Assume that the block is kept on a frictionless horizontal surface and the mass is uniformly distributed in the string.

Let the force applied by string to the block be T. For part (a), consider one system is block and other string. Let the acceleration of the system (block +string) be a.

Now we apply Newton's law to each of them.
For system II: F-T=ma ...(i)
For system I:T=ma...(ii)
After solving (i) and (ii), `a=(F)/(M+m), T=(MF)/(M+m)`
(b) Now we have to redefine our system.

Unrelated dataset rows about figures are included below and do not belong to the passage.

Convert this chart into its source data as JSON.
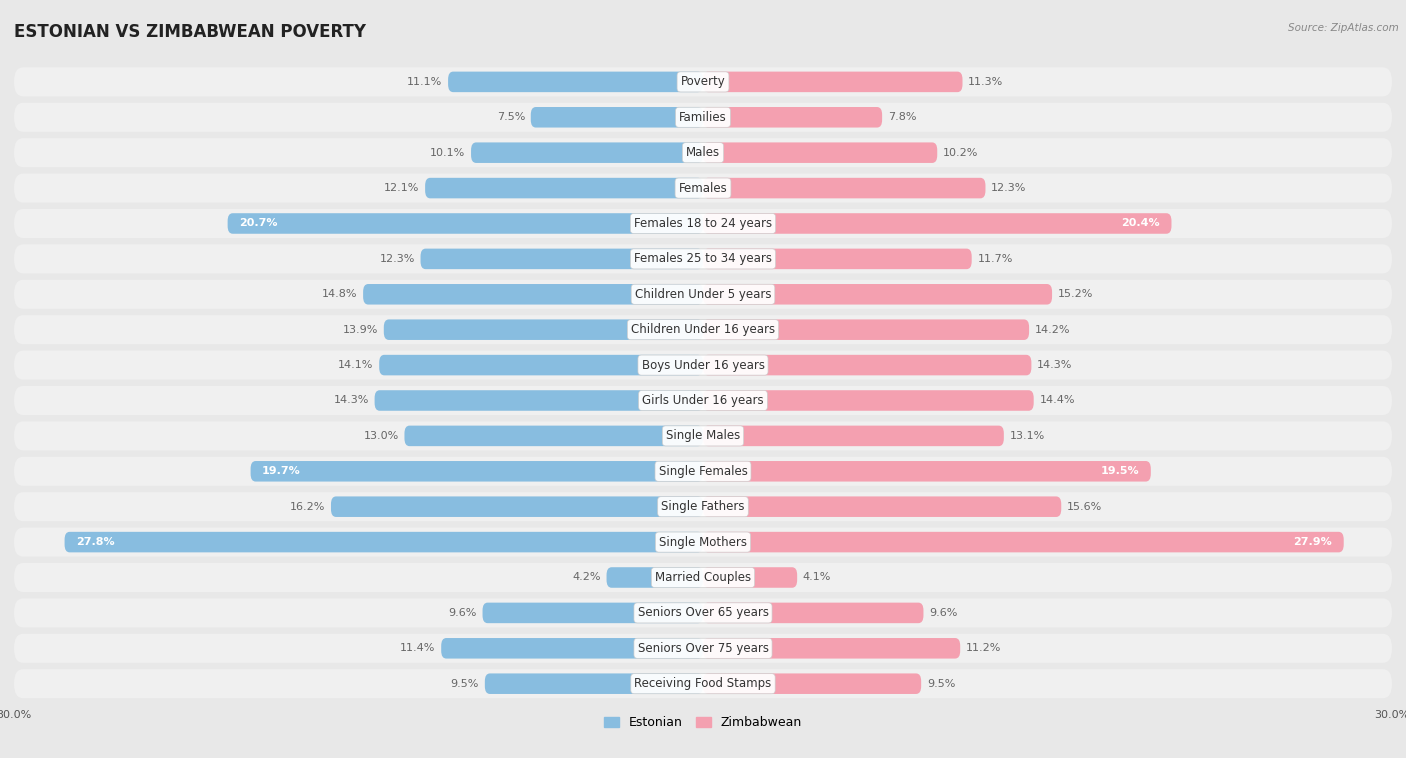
{
  "title": "ESTONIAN VS ZIMBABWEAN POVERTY",
  "source": "Source: ZipAtlas.com",
  "categories": [
    "Poverty",
    "Families",
    "Males",
    "Females",
    "Females 18 to 24 years",
    "Females 25 to 34 years",
    "Children Under 5 years",
    "Children Under 16 years",
    "Boys Under 16 years",
    "Girls Under 16 years",
    "Single Males",
    "Single Females",
    "Single Fathers",
    "Single Mothers",
    "Married Couples",
    "Seniors Over 65 years",
    "Seniors Over 75 years",
    "Receiving Food Stamps"
  ],
  "estonian": [
    11.1,
    7.5,
    10.1,
    12.1,
    20.7,
    12.3,
    14.8,
    13.9,
    14.1,
    14.3,
    13.0,
    19.7,
    16.2,
    27.8,
    4.2,
    9.6,
    11.4,
    9.5
  ],
  "zimbabwean": [
    11.3,
    7.8,
    10.2,
    12.3,
    20.4,
    11.7,
    15.2,
    14.2,
    14.3,
    14.4,
    13.1,
    19.5,
    15.6,
    27.9,
    4.1,
    9.6,
    11.2,
    9.5
  ],
  "estonian_color": "#88bde0",
  "zimbabwean_color": "#f4a0b0",
  "bar_height": 0.58,
  "xlim": 30.0,
  "background_color": "#e8e8e8",
  "row_fill_color": "#f0f0f0",
  "bar_bg_color": "#ffffff",
  "legend_labels": [
    "Estonian",
    "Zimbabwean"
  ],
  "title_fontsize": 12,
  "label_fontsize": 8.5,
  "value_fontsize": 8,
  "axis_fontsize": 8,
  "large_threshold": 19.0
}
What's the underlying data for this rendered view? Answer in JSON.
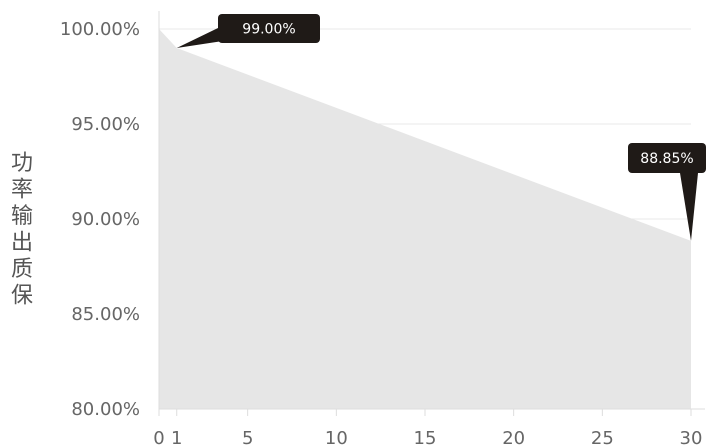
{
  "chart_data": {
    "type": "area",
    "ylabel": "功率输出质保",
    "x": [
      0,
      1,
      30
    ],
    "values": [
      100.0,
      99.0,
      88.85
    ],
    "xticks": [
      {
        "value": 0,
        "label": "0"
      },
      {
        "value": 1,
        "label": "1"
      },
      {
        "value": 5,
        "label": "5"
      },
      {
        "value": 10,
        "label": "10"
      },
      {
        "value": 15,
        "label": "15"
      },
      {
        "value": 20,
        "label": "20"
      },
      {
        "value": 25,
        "label": "25"
      },
      {
        "value": 30,
        "label": "30"
      }
    ],
    "yticks": [
      {
        "value": 100,
        "label": "100.00%"
      },
      {
        "value": 95,
        "label": "95.00%"
      },
      {
        "value": 90,
        "label": "90.00%"
      },
      {
        "value": 85,
        "label": "85.00%"
      },
      {
        "value": 80,
        "label": "80.00%"
      }
    ],
    "xlim": [
      0,
      30
    ],
    "ylim": [
      80,
      100
    ],
    "grid": true,
    "annotations": [
      {
        "x": 1,
        "y": 99.0,
        "label": "99.00%"
      },
      {
        "x": 30,
        "y": 88.85,
        "label": "88.85%"
      }
    ],
    "colors": {
      "area": "#e6e6e6",
      "callout": "#1f1a17",
      "grid": "#e8e8e8",
      "axis": "#dddddd"
    }
  }
}
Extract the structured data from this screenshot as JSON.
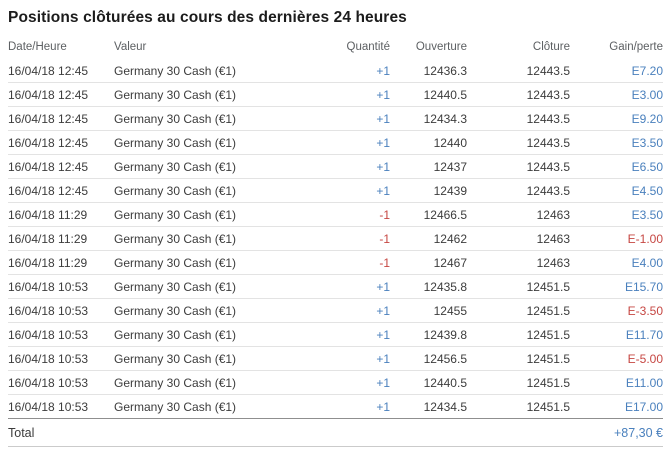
{
  "title": "Positions clôturées au cours des dernières 24 heures",
  "table": {
    "headers": {
      "date": "Date/Heure",
      "instrument": "Valeur",
      "quantity": "Quantité",
      "open": "Ouverture",
      "close": "Clôture",
      "gain": "Gain/perte"
    },
    "rows": [
      {
        "date": "16/04/18 12:45",
        "instrument": "Germany 30 Cash (€1)",
        "quantity": "+1",
        "quantity_tone": "pos",
        "open": "12436.3",
        "close": "12443.5",
        "gain": "E7.20",
        "gain_tone": "pos"
      },
      {
        "date": "16/04/18 12:45",
        "instrument": "Germany 30 Cash (€1)",
        "quantity": "+1",
        "quantity_tone": "pos",
        "open": "12440.5",
        "close": "12443.5",
        "gain": "E3.00",
        "gain_tone": "pos"
      },
      {
        "date": "16/04/18 12:45",
        "instrument": "Germany 30 Cash (€1)",
        "quantity": "+1",
        "quantity_tone": "pos",
        "open": "12434.3",
        "close": "12443.5",
        "gain": "E9.20",
        "gain_tone": "pos"
      },
      {
        "date": "16/04/18 12:45",
        "instrument": "Germany 30 Cash (€1)",
        "quantity": "+1",
        "quantity_tone": "pos",
        "open": "12440",
        "close": "12443.5",
        "gain": "E3.50",
        "gain_tone": "pos"
      },
      {
        "date": "16/04/18 12:45",
        "instrument": "Germany 30 Cash (€1)",
        "quantity": "+1",
        "quantity_tone": "pos",
        "open": "12437",
        "close": "12443.5",
        "gain": "E6.50",
        "gain_tone": "pos"
      },
      {
        "date": "16/04/18 12:45",
        "instrument": "Germany 30 Cash (€1)",
        "quantity": "+1",
        "quantity_tone": "pos",
        "open": "12439",
        "close": "12443.5",
        "gain": "E4.50",
        "gain_tone": "pos"
      },
      {
        "date": "16/04/18 11:29",
        "instrument": "Germany 30 Cash (€1)",
        "quantity": "-1",
        "quantity_tone": "neg",
        "open": "12466.5",
        "close": "12463",
        "gain": "E3.50",
        "gain_tone": "pos"
      },
      {
        "date": "16/04/18 11:29",
        "instrument": "Germany 30 Cash (€1)",
        "quantity": "-1",
        "quantity_tone": "neg",
        "open": "12462",
        "close": "12463",
        "gain": "E-1.00",
        "gain_tone": "neg"
      },
      {
        "date": "16/04/18 11:29",
        "instrument": "Germany 30 Cash (€1)",
        "quantity": "-1",
        "quantity_tone": "neg",
        "open": "12467",
        "close": "12463",
        "gain": "E4.00",
        "gain_tone": "pos"
      },
      {
        "date": "16/04/18 10:53",
        "instrument": "Germany 30 Cash (€1)",
        "quantity": "+1",
        "quantity_tone": "pos",
        "open": "12435.8",
        "close": "12451.5",
        "gain": "E15.70",
        "gain_tone": "pos"
      },
      {
        "date": "16/04/18 10:53",
        "instrument": "Germany 30 Cash (€1)",
        "quantity": "+1",
        "quantity_tone": "pos",
        "open": "12455",
        "close": "12451.5",
        "gain": "E-3.50",
        "gain_tone": "neg"
      },
      {
        "date": "16/04/18 10:53",
        "instrument": "Germany 30 Cash (€1)",
        "quantity": "+1",
        "quantity_tone": "pos",
        "open": "12439.8",
        "close": "12451.5",
        "gain": "E11.70",
        "gain_tone": "pos"
      },
      {
        "date": "16/04/18 10:53",
        "instrument": "Germany 30 Cash (€1)",
        "quantity": "+1",
        "quantity_tone": "pos",
        "open": "12456.5",
        "close": "12451.5",
        "gain": "E-5.00",
        "gain_tone": "neg"
      },
      {
        "date": "16/04/18 10:53",
        "instrument": "Germany 30 Cash (€1)",
        "quantity": "+1",
        "quantity_tone": "pos",
        "open": "12440.5",
        "close": "12451.5",
        "gain": "E11.00",
        "gain_tone": "pos"
      },
      {
        "date": "16/04/18 10:53",
        "instrument": "Germany 30 Cash (€1)",
        "quantity": "+1",
        "quantity_tone": "pos",
        "open": "12434.5",
        "close": "12451.5",
        "gain": "E17.00",
        "gain_tone": "pos"
      }
    ],
    "total": {
      "label": "Total",
      "value": "+87,30 €"
    }
  },
  "colors": {
    "positive_blue": "#4a80bd",
    "negative_red": "#c64743",
    "header_text": "#5d6063",
    "body_text": "#3c3c3c",
    "row_border": "#e3e3e3",
    "total_top_border": "#8f8f8f",
    "total_bottom_border": "#cbcbcb"
  }
}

Choose system 1 as block and half string and system 2 as the other half string . On applying Newton's second law to system 1 and system 2, we have

System II: `F=(T_1) = m/2 xx a` ...(iii)
Mass per unit length of string `=m//L`
Hence, mass of `L//2` length of string `m/L xx L/2 = m/2`
System I: `T_(1)=(M+m/2)a`...(iv)
After solivng (iii) and (iv) we get,
`a=(F)/(M+m), T_(1)=((M+m//2)F)/((M+m))`
c. Now we can redefine our system in the block and string of length L-x(system I) and string of length x (system II)

System II: `F-T_(2)=((m)/(L) xx x)a` ...(v)
System I: `T_(2)={m/L (L-x)+M}a` ...(vi)
Solving (v) and (vi) we get
`a=(F)/(M+m) and (T_2) =({m(L-x)//L+M}F)/(M+m)`
Here we see that acceleration in each part is same, but tension changes along the string.